Ainsi un comité de pilotage régional incluant l’UIMM et la CCIR, qui s’appuiera sur un comité technique de suivi, se réunira plusieurs fois par an pour faire le point sur cette action et proposer des inflexions quant à son opérationnalité.L’ARD assurera l’interface de ce groupe avec les interlocuteurs suisses concernés.
Le plan d’action est structuré autour de démarches en cours et à venir à partir d’une analyse de la situation de l’emploi dans le Nord de la Franche-Comté qui recensera les gisements d’emploi et les métiers en tension.

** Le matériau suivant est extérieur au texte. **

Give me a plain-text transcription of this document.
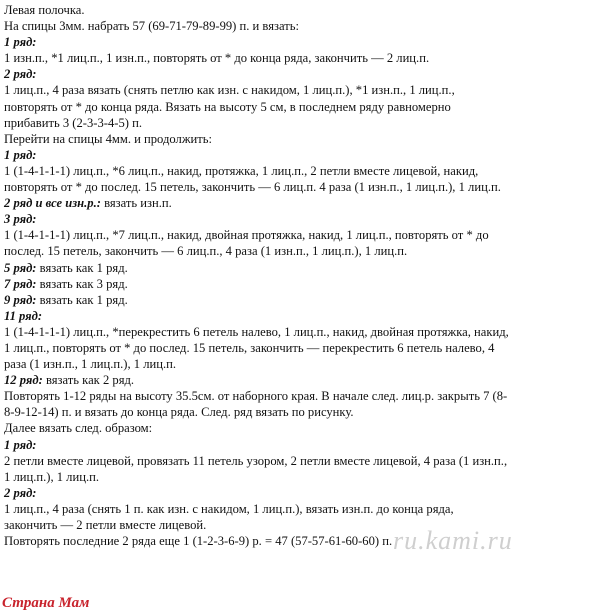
Левая полочка.

На спицы 3мм. набрать 57 (69-71-79-89-99) п. и вязать:

1 ряд:

1 изн.п., *1 лиц.п., 1 изн.п., повторять от * до конца ряда, закончить — 2 лиц.п.

2 ряд:

1 лиц.п., 4 раза вязать (снять петлю как изн. с накидом, 1 лиц.п.), *1 изн.п., 1 лиц.п.,

повторять от * до конца ряда. Вязать на высоту 5 см, в последнем ряду равномерно

прибавить 3 (2-3-3-4-5) п.

Перейти на спицы 4мм. и продолжить:

1 ряд:

1 (1-4-1-1-1) лиц.п., *6 лиц.п., накид, протяжка, 1 лиц.п., 2 петли вместе лицевой, накид,

повторять от * до послед. 15 петель, закончить — 6 лиц.п. 4 раза (1 изн.п., 1 лиц.п.), 1 лиц.п.

2 ряд и все изн.р.: вязать изн.п.

3 ряд:

1 (1-4-1-1-1) лиц.п., *7 лиц.п., накид, двойная протяжка, накид, 1 лиц.п., повторять от * до

послед. 15 петель, закончить — 6 лиц.п., 4 раза (1 изн.п., 1 лиц.п.), 1 лиц.п.

5 ряд: вязать как 1 ряд.

7 ряд: вязать как 3 ряд.

9 ряд: вязать как 1 ряд.

11 ряд:

1 (1-4-1-1-1) лиц.п., *перекрестить 6 петель налево, 1 лиц.п., накид, двойная протяжка, накид,

1 лиц.п., повторять от * до послед. 15 петель, закончить — перекрестить 6 петель налево, 4

раза (1 изн.п., 1 лиц.п.), 1 лиц.п.

12 ряд: вязать как 2 ряд.

Повторять 1-12 ряды на высоту 35.5см. от наборного края. В начале след. лиц.р. закрыть 7 (8-

8-9-12-14) п. и вязать до конца ряда. След. ряд вязать по рисунку.

Далее вязать след. образом:

1 ряд:

2 петли вместе лицевой, провязать 11 петель узором, 2 петли вместе лицевой, 4 раза (1 изн.п.,

1 лиц.п.), 1 лиц.п.

2 ряд:

1 лиц.п., 4 раза (снять 1 п. как изн. с накидом, 1 лиц.п.), вязать изн.п. до конца ряда,

закончить — 2 петли вместе лицевой.

Повторять последние 2 ряда еще 1 (1-2-3-6-9) р. = 47 (57-57-61-60-60) п. ru.kami.ru
Страна Мам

De multiples partenaires de la formation initiale et continue seront mobilisés pour la mise en place d’une offre de formation permettant de recourir aux différents publics, salariés, demandeurs d’emplois, jeunes en formation, etc. Afin de permettre de la flexibilité et une meilleure réactivité, cette offre de formation devrait comporter deux volets : un socle de compétences généraliste et un volet de spécialisation conduisant à des qualifications professionnelles propres aux besoins des entreprises.
Parallèlement, la piste du groupement d’employeurs sera étudiée, et l’élaboration conjointe avec nos partenaires suisses d’une « charte de bonne conduite » sera engagée.
L’Etat et le Conseil Régional travaillent conjointement au suivi de ce dossier dans ses différentes composantes. Dans le cadre de la CTJ, ils proposeront également de faire avancer concrètement les conditions d’un partenariat franco-suisse sur la question de la formation professionnelle en zone transfrontalière.